Yeonmi Park, now 27, managed to enter China with her mother in 2007, who was only 13 years old. Her older sister had escaped days earlier, and the family feared reprisals from the North Korean authorities.
“We initially thought my sister and I were going and if you went to China we thought we would be adopted by a family or something. We were so naive.
“We didn’t know how dark the world was. We didn’t think there were human traffickers selling girls for sexual slavery.
“My sister left on March 26 and four days later my mother and I followed her.
“After that, my father, my aunt, everyone was beaten and tortured because we were missing.
“But because fortunately we were following a few days later, we were not tortured.
“The rest of the family were tortured because of our escape.”
READ MORE: Kim Jong-un takes aim at ‘anti-socialists’ in bizarre coronavirus rant
“As soon as we arrived in China, the first thing I witnessed was the rape of my mother in front of me.
“They sold me my mother for at least $ 65 to $ 75 and they sold me for less than $ 300 because I was a virgin. I was 13 and a half years old.
“They sold me apart from my mother, so I was separated from everyone. We were sold to a human trafficker and so much has happened. ”
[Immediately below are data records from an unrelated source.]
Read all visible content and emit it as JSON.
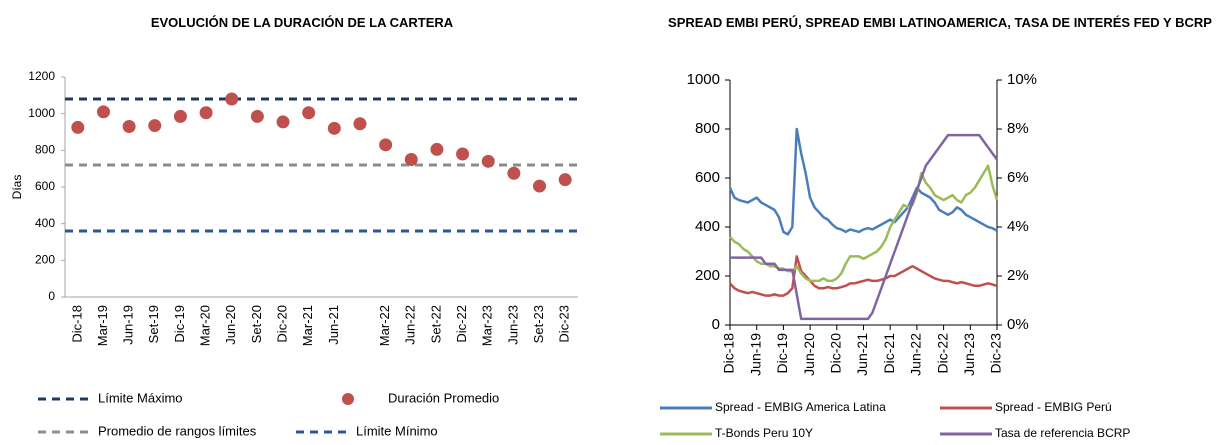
{
  "chart_data": [
    {
      "type": "scatter",
      "title": "EVOLUCIÓN DE LA DURACIÓN DE LA CARTERA",
      "y_label": "Días",
      "categories": [
        "Dic-18",
        "Mar-19",
        "Jun-19",
        "Set-19",
        "Dic-19",
        "Mar-20",
        "Jun-20",
        "Set-20",
        "Dic-20",
        "Mar-21",
        "Jun-21",
        null,
        "Mar-22",
        "Jun-22",
        "Set-22",
        "Dic-22",
        "Mar-23",
        "Jun-23",
        "Set-23",
        "Dic-23"
      ],
      "series": [
        {
          "name": "Duración Promedio",
          "color": "#c0504d",
          "values": [
            925,
            1010,
            930,
            935,
            985,
            1005,
            1080,
            985,
            955,
            1005,
            920,
            945,
            830,
            750,
            805,
            780,
            740,
            675,
            605,
            640
          ]
        }
      ],
      "reference_lines": [
        {
          "name": "Límite Máximo",
          "value": 1080,
          "color": "#1f3864"
        },
        {
          "name": "Promedio de rangos límites",
          "value": 720,
          "color": "#8c8c8c"
        },
        {
          "name": "Límite Mínimo",
          "value": 360,
          "color": "#2e5597"
        }
      ],
      "ylim": [
        0,
        1200
      ],
      "yticks": [
        0,
        200,
        400,
        600,
        800,
        1000,
        1200
      ],
      "grid": false
    },
    {
      "type": "line",
      "title": "SPREAD EMBI PERÚ, SPREAD EMBI LATINOAMERICA, TASA DE INTERÉS FED Y BCRP",
      "categories": [
        "Dic-18",
        null,
        null,
        null,
        null,
        null,
        "Jun-19",
        null,
        null,
        null,
        null,
        null,
        "Dic-19",
        null,
        null,
        null,
        null,
        null,
        "Jun-20",
        null,
        null,
        null,
        null,
        null,
        "Dic-20",
        null,
        null,
        null,
        null,
        null,
        "Jun-21",
        null,
        null,
        null,
        null,
        null,
        "Dic-21",
        null,
        null,
        null,
        null,
        null,
        "Jun-22",
        null,
        null,
        null,
        null,
        null,
        "Dic-22",
        null,
        null,
        null,
        null,
        null,
        "Jun-23",
        null,
        null,
        null,
        null,
        null,
        "Dic-23"
      ],
      "series": [
        {
          "name": "Spread - EMBIG America Latina",
          "color": "#4a7ebb",
          "values": [
            560,
            520,
            510,
            505,
            500,
            510,
            520,
            500,
            490,
            480,
            470,
            440,
            380,
            370,
            400,
            800,
            700,
            620,
            520,
            480,
            460,
            440,
            430,
            410,
            395,
            390,
            380,
            390,
            385,
            380,
            390,
            395,
            390,
            400,
            410,
            420,
            430,
            420,
            440,
            460,
            480,
            520,
            560,
            540,
            530,
            520,
            500,
            470,
            460,
            450,
            460,
            480,
            470,
            450,
            440,
            430,
            420,
            410,
            400,
            395,
            385
          ]
        },
        {
          "name": "Spread - EMBIG Perú",
          "color": "#c0504d",
          "values": [
            170,
            150,
            140,
            135,
            130,
            135,
            130,
            125,
            120,
            120,
            125,
            120,
            120,
            130,
            150,
            280,
            220,
            200,
            180,
            160,
            150,
            150,
            155,
            150,
            150,
            155,
            160,
            170,
            170,
            175,
            180,
            185,
            180,
            180,
            185,
            190,
            200,
            200,
            210,
            220,
            230,
            240,
            230,
            220,
            210,
            200,
            190,
            185,
            180,
            180,
            175,
            170,
            175,
            170,
            165,
            160,
            160,
            165,
            170,
            165,
            160
          ]
        },
        {
          "name": "T-Bonds Peru 10Y",
          "color": "#9bbb59",
          "axis": "y2",
          "values": [
            3.6,
            3.4,
            3.3,
            3.1,
            3.0,
            2.8,
            2.6,
            2.5,
            2.5,
            2.4,
            2.4,
            2.3,
            2.3,
            2.2,
            2.2,
            2.4,
            2.1,
            1.9,
            1.8,
            1.8,
            1.8,
            1.9,
            1.8,
            1.8,
            1.9,
            2.1,
            2.5,
            2.8,
            2.8,
            2.8,
            2.7,
            2.8,
            2.9,
            3.0,
            3.2,
            3.5,
            4.0,
            4.3,
            4.6,
            4.9,
            4.8,
            4.9,
            5.4,
            6.2,
            5.8,
            5.6,
            5.3,
            5.2,
            5.1,
            5.2,
            5.3,
            5.1,
            5.0,
            5.3,
            5.4,
            5.6,
            5.9,
            6.2,
            6.5,
            5.7,
            5.1
          ]
        },
        {
          "name": "Tasa de referencia BCRP",
          "color": "#8064a2",
          "axis": "y2",
          "values": [
            2.75,
            2.75,
            2.75,
            2.75,
            2.75,
            2.75,
            2.75,
            2.75,
            2.5,
            2.5,
            2.5,
            2.25,
            2.25,
            2.25,
            2.25,
            1.25,
            0.25,
            0.25,
            0.25,
            0.25,
            0.25,
            0.25,
            0.25,
            0.25,
            0.25,
            0.25,
            0.25,
            0.25,
            0.25,
            0.25,
            0.25,
            0.25,
            0.5,
            1.0,
            1.5,
            2.0,
            2.5,
            3.0,
            3.5,
            4.0,
            4.5,
            5.0,
            5.5,
            6.0,
            6.5,
            6.75,
            7.0,
            7.25,
            7.5,
            7.75,
            7.75,
            7.75,
            7.75,
            7.75,
            7.75,
            7.75,
            7.75,
            7.5,
            7.25,
            7.0,
            6.75
          ]
        }
      ],
      "ylim": [
        0,
        1000
      ],
      "yticks": [
        0,
        200,
        400,
        600,
        800,
        1000
      ],
      "y2lim": [
        0,
        10
      ],
      "y2ticks": [
        {
          "value": 0,
          "label": "0%"
        },
        {
          "value": 2,
          "label": "2%"
        },
        {
          "value": 4,
          "label": "4%"
        },
        {
          "value": 6,
          "label": "6%"
        },
        {
          "value": 8,
          "label": "8%"
        },
        {
          "value": 10,
          "label": "10%"
        }
      ],
      "grid": false
    }
  ]
}
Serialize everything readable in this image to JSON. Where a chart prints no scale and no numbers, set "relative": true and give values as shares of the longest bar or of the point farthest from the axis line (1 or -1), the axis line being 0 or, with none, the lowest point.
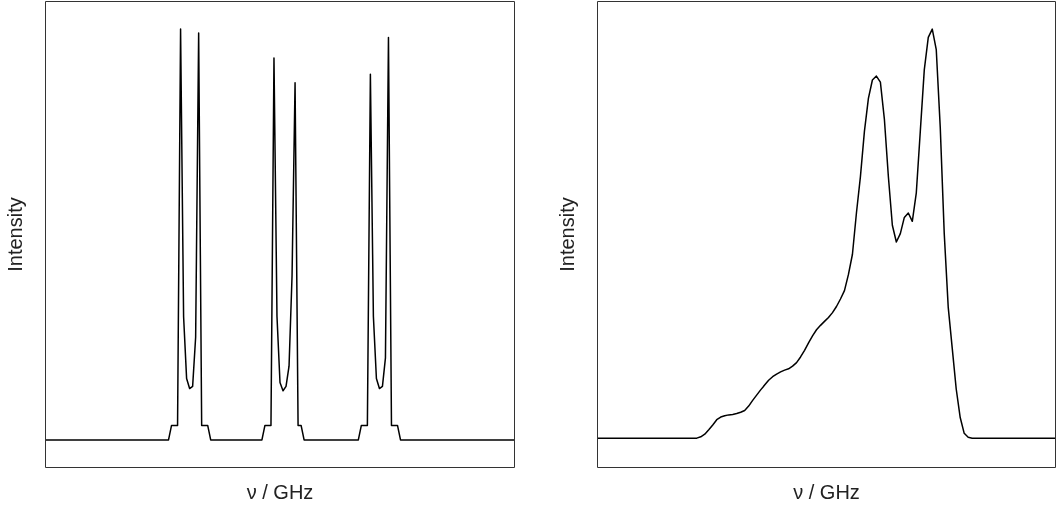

The London-based Korea Future Initiative estimates that North Korean women’s trade to China is worth $ 100 million (£ 79 million) per year.
Ms. Park, who calls on the Beijing government to crack down on illegal trade, described the treatment of North Korean girls and women in China.
She said, “They were buying us, they were selling us, they were raping us, it wasn’t like we were being treated like humans.
“They followed us to the bathroom, there is no dignity in it.
“We were like a product they just brought. The way we were treated in China is indescribable. “
After two years in captivity, Yeonmi and her sister were reunited and managed to escape to Mongolia by crossing the Gobi Desert.
In Mongolia, she was helped by representatives of the South Korean embassy who facilitated her trip to South Korea, where there is a large community of North Korean defectors.
Ms. Park has written a book, “To Live: A North Korean Girl’s Journey to Freedom,” which covers her life and escape from North Korea.